GS1 Data Source berust op het Global Data Synchronisation Network (GDSN), waar wereldwijd leveranciers van medische producten zijn aangesloten. GDSN is de standaard voor data-uitwisseling die bestaande systemen voorziet van correcte data zodat met scannen de juiste data beschikbaar is. Het netwerk beval momenteel zo’n 20 miljoen GTIN’s.
GS1 EDI
De standaard voor het elektronisch uitwisselen van handels- en productinformatie. Dit zijn afspraken over elektronische communicatie tussen fabrikanten, afnemers en logistieke dienstverleners. Voor de zorg heeft GS1 de volgende berichten beschikbaar:, order en orderbevestiging, elektronische pakbon en factuur.
<< GS1 helpt u voldoen aan wetgeving voor Unique Device Identification (UDI) en de EU Falsified Medicines Directive (FMD). GS1 heeft 115 landen-organisaties en werkt samen met haar gebruikers aan optimale standaarden voor identificatie, EDI en data-uitwisseling>>
GTIN
GTIN ( Global Trade Item Number), de bekendste standaard van GS1, is een internationaal uniek identificatienummer voor producten. Deze code is opgenomen in een barcode. Een barcode is een vertaling van cijfers en letters in de vorm van streepjes. In de barcode staat de artikel-code (GTIN) en eventueel ook de houdbaarheidsdatum, het batchnummer en/of het serienummer. GS1 biedt de gezondheidszorg drie soorten barcodes: de EAN13, de GS1-128 en de GS1 DataMatrix. Hiervan kan de GS1 DataMatrix de meeste informatie bevatten.
GLN
Een GLN (Global Location Number) identificeert een juridische entiteit, een fysieke locatie, een functie of een digitale locatie. GLN’s worden gebruikt om ‘wie’ en waar’ te identificeren in diverse toepassingen:
- Wie: juridische entiteit, functie.
- Waar: fysieke locatie, digitale locatie.

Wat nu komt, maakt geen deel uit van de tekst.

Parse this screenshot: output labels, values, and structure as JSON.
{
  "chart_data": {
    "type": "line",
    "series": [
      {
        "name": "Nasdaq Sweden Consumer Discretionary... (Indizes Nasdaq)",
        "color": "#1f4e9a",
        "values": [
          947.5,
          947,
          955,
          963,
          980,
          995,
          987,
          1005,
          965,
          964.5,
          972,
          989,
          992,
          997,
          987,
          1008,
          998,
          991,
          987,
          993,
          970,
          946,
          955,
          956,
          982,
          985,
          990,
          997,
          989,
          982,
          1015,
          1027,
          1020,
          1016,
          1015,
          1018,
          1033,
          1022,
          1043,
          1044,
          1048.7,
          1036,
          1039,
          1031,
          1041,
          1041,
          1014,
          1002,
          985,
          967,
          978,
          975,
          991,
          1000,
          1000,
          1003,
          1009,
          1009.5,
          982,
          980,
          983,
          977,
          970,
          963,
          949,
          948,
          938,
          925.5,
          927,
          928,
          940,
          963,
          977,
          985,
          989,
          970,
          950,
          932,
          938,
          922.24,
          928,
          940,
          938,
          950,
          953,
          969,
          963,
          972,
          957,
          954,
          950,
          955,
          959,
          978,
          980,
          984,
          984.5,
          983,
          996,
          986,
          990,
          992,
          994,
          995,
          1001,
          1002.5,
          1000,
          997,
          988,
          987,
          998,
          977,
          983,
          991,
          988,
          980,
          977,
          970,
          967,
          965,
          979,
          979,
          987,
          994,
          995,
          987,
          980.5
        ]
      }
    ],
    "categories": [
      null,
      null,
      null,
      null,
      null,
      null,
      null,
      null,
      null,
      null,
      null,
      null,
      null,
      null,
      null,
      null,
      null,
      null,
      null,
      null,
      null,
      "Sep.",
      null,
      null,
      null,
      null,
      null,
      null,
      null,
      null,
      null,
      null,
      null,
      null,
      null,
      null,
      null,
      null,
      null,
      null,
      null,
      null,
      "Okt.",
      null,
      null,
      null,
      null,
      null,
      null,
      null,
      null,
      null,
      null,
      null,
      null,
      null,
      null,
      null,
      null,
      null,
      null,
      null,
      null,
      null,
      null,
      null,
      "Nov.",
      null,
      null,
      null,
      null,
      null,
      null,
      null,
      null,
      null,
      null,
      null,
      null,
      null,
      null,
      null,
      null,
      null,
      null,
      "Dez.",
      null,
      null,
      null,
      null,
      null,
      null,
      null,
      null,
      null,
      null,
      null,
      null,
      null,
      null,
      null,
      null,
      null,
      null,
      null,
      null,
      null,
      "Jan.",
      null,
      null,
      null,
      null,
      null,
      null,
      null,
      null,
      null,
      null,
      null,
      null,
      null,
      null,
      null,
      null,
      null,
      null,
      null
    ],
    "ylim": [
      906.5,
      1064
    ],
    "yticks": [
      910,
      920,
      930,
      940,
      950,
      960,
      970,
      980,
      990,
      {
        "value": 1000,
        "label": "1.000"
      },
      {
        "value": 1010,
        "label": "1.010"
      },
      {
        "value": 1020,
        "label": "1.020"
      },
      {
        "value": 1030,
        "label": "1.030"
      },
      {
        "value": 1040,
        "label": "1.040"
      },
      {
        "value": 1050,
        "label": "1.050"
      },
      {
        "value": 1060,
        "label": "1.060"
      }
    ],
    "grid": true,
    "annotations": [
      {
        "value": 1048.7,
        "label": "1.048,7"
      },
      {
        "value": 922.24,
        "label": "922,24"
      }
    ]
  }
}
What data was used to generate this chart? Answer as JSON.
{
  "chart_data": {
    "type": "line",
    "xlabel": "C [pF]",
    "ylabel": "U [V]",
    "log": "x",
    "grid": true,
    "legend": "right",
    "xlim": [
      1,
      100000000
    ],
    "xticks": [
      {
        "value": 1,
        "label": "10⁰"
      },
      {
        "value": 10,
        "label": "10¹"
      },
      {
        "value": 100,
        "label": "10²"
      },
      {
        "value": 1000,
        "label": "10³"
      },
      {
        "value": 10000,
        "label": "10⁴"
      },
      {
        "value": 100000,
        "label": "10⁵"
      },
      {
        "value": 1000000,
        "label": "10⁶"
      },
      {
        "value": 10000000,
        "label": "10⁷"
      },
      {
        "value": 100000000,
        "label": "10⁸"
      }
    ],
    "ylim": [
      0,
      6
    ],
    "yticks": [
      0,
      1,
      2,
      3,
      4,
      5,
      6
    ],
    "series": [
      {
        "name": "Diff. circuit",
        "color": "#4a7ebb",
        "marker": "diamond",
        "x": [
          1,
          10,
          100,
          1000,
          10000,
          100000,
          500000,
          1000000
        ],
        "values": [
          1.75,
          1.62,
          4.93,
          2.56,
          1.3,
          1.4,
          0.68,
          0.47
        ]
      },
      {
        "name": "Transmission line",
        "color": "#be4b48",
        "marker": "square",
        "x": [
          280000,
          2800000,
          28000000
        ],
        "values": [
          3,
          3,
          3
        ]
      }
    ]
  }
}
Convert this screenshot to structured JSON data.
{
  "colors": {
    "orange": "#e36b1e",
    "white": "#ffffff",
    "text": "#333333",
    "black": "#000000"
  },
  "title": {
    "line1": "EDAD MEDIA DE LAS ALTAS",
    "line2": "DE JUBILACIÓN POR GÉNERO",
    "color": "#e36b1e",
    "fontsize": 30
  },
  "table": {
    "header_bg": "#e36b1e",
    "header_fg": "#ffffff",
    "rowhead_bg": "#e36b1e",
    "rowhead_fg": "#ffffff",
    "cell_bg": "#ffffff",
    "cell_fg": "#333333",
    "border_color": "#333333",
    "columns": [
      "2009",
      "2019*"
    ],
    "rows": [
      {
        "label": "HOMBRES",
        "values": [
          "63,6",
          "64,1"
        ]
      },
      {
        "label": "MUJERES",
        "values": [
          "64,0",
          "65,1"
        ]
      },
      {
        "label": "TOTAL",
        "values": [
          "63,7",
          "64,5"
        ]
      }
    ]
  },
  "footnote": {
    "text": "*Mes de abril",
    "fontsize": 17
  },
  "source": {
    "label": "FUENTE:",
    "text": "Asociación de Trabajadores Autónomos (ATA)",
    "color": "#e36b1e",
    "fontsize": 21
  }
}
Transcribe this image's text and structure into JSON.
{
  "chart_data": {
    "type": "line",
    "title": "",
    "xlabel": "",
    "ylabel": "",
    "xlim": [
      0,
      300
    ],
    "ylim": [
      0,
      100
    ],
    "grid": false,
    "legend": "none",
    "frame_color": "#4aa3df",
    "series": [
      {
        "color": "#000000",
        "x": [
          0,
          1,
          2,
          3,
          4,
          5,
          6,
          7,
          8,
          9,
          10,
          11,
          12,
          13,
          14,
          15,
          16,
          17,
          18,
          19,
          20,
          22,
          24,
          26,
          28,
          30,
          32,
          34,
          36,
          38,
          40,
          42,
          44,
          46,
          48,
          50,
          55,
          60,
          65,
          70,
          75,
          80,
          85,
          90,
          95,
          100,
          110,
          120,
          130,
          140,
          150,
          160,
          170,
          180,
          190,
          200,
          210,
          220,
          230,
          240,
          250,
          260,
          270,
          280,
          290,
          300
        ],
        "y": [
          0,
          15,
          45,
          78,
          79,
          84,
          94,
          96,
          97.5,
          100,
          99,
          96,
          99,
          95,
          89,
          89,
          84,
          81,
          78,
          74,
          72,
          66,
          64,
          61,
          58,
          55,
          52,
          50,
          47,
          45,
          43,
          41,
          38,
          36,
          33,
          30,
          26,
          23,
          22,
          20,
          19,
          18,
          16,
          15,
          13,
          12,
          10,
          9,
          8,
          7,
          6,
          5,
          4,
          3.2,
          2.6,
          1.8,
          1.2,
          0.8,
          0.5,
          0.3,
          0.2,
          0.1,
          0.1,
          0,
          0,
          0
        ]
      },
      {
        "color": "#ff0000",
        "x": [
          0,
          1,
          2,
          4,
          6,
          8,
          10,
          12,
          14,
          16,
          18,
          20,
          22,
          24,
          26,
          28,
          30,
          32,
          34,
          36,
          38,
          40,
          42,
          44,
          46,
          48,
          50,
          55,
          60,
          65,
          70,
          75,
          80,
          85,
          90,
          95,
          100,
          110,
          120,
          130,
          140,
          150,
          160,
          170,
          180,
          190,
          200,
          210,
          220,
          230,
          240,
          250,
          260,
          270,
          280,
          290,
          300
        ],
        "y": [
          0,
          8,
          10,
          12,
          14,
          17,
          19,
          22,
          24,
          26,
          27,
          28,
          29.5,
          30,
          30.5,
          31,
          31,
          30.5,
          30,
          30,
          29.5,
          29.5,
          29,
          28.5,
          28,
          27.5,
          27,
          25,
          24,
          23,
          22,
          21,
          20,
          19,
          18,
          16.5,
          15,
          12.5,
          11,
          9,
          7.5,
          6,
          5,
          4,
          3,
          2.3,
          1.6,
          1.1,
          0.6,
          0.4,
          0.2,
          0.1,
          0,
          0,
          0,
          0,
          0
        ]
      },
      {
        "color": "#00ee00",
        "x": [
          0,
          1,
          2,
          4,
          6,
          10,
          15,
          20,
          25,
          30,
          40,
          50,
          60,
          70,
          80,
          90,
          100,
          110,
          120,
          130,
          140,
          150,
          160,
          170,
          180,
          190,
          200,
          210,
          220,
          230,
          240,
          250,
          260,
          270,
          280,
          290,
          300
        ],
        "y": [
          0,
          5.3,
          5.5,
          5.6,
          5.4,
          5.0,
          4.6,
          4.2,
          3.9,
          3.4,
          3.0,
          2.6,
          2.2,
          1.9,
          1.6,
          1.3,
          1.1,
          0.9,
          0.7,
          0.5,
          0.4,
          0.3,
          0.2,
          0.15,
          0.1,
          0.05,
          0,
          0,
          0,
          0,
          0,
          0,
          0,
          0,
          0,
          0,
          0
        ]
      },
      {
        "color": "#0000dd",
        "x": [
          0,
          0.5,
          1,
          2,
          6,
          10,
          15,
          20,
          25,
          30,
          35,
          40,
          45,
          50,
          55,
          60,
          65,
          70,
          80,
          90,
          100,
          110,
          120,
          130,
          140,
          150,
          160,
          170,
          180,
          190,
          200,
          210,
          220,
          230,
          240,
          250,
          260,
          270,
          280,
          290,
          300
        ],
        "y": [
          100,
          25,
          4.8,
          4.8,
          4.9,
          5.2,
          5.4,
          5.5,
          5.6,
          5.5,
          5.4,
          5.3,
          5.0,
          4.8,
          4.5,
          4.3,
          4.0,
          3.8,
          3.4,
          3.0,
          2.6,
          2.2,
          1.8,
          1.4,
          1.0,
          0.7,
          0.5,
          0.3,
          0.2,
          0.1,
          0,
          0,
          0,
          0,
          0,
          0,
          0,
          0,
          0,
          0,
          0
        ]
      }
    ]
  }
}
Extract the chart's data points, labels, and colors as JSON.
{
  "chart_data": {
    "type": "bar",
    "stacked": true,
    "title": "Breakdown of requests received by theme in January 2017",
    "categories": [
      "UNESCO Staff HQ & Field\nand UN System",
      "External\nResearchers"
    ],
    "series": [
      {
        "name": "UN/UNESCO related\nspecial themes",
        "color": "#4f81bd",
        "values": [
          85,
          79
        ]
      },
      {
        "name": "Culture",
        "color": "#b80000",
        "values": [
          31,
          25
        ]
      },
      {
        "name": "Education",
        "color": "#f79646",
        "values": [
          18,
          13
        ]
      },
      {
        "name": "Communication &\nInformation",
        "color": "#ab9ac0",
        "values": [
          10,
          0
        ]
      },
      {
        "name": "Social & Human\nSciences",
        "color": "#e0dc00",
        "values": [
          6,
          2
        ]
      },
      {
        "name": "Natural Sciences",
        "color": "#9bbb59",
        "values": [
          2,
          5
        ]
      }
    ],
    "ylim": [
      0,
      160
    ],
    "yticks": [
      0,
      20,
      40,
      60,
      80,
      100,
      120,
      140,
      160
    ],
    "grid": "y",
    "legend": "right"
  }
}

Ongeacht de manier waarop u GLN’s gebruikt, zullen handelspartners en andere partijen zoals overheidsinstanties altijd willen weten welke organisatie er achter de adrescode zit. Als er bijvoorbeeld via een GLN naar een boekhoudafdeling, magazijn of ERP-applicatie wordt verwezen, dan moet u de verantwoordelijke organisatie ook vermelden. Dit doet u door deze informatie vooraf uit te wisselen of door derden de mogelijkheid te geven deze informatie online op te zoeken. Een GLN voor een fysieke locatie kan in een barcode worden weergegeven (GS1-128, GS1 DataMatrix, QR).
GSRN
Een GSRN (Global Service Relation Number) identificeert de relatie van een (service) organisatie met een service provider (bijvoorbeeld een zorgverlener) of een ontvanger van services (bijvoorbeeld een patiënt). Een GSRN kan in een barcode worden vertaald, bijvoorbeeld op de badge van de verpleegkundige of het polsbandje van de patiënt in een barcode (GS1-128, GS1 DataMatrix, QR).
Relatie met andere standaarden
Om te zorgen dat de logistieke en administratieve processen, die de GS1-standaarden ondersteunen, goed aansluiten op de medische processen, is interoperabiliteit met andere standaarden belangrijk. Hiertoe werkt GS1 op internationaal en nationaal niveau samen met onder andere HL7, IHE, Z-Index, LOINC, SNOMED/SNOMED International, ISBT/ICCBBA en ISO. Zo wordt voor de G-Standaard Logic gebruik gemaakt van de G-Standaard van Z-Index, het GTIN en het Global Data Synchronisation Network (GDSN) van GS1. GS1 en ICCBBA hebben gezamenlijk een standaard ontwikkeld voor patiëntidentificatie: het Global Service Relation Number (GSRN) – Service Recipient en het Global Service Relation Number (GSRN)– Service Provider.
Ter illustratie
GS1 biedt de gezondheidszorg drie soorten barcodes: de EAN13, de GS1-128 en de GS1 DataMatrix.